Oooh, I like that idea. Buttered saltines are a guilty pleasure of mine. Therefore, if there are leftover butter-topped crackers, it's just a snack for later. Just need a few more saltines to divy up the large pats. :)

posted by verily on 2006-07-31 12:05:33

What a great idea! Man, I would never have thought of that and yet it makes perfect sense.

posted by anne on 2006-07-31 12:46:57

i've always buttered my corn by buttering a piece of bread and then using the bread to wipe the butter on the corn.

posted by abby on 2006-07-31 14:00:20

verily, me too! My grandmother had those for breakfast when I was little...so it's a very comforting snack for me!

posted by Christine (the one in DC) on 2006-07-31 14:10:45

I think there's a celluloid pantry op in this post, but I can't quite put my finger on it.

posted by paul on 2006-07-31 14:31:24

My grandpa would take a cracker, butter it, then stick a square of fat from his steak on top of the butter.

Try it.
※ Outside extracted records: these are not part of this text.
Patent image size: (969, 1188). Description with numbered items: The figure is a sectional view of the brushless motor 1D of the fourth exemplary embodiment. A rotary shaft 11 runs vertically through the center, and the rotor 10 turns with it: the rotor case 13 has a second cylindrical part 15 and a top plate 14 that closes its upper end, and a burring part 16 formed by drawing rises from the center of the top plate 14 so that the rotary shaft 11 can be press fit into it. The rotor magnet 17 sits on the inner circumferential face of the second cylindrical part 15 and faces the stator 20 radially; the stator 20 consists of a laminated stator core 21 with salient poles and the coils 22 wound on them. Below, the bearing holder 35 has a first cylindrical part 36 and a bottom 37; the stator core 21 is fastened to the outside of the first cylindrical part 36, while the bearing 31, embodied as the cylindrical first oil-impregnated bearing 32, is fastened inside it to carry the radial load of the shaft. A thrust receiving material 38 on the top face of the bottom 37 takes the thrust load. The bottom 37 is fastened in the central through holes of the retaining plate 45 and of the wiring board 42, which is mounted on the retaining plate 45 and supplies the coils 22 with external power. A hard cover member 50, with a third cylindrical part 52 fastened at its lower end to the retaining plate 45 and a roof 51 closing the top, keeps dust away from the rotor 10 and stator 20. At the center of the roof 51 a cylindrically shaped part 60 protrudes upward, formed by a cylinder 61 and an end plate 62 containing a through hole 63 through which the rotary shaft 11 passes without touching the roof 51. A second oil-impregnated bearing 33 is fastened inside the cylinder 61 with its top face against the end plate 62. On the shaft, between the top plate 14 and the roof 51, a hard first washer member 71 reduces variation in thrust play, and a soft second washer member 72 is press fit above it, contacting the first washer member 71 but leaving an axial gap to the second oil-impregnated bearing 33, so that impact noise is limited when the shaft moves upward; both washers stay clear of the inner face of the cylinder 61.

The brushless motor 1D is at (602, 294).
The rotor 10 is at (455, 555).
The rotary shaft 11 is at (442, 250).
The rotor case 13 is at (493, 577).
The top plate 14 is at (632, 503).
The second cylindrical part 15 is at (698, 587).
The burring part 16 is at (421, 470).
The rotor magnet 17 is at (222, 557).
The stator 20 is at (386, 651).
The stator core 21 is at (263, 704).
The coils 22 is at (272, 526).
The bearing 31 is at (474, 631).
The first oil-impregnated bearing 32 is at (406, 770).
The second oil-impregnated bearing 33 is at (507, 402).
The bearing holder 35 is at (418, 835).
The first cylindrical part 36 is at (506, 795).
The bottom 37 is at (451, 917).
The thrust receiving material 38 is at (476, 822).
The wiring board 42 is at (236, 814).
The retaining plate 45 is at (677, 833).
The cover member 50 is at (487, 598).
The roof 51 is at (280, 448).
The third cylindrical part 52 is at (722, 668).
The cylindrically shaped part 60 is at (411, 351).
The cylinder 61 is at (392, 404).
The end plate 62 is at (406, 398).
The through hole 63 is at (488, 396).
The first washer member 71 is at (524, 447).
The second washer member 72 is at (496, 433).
It's worth the coronary.

posted by AnnieKNodes on 2006-07-31 16:23:30

Just to repeat previous commenters--great! idea!

Though I know many a midwestern family member who opts for the bread method.

posted by erin on 2006-07-31 18:18:27

here are my (admittedly scary) reservations:

1. would the butter stay put?

and (much worse)

2. would that be enough butter?

(worst of them all)

3. light salt would not cut it in this case.

again, i hail from new england. this is my only excuse for my bad corn behavior.

posted by lisa on 2006-07-31 22:45:14

I've tried this and it really works. You need a big pat of butter kinda mushed into the cracker and a healthy dose of coarse Sea Salt. I am a salter and did salt again afterwards but otherwise, it was a great trick. Especially when you are trying to be elegant at a dinner party.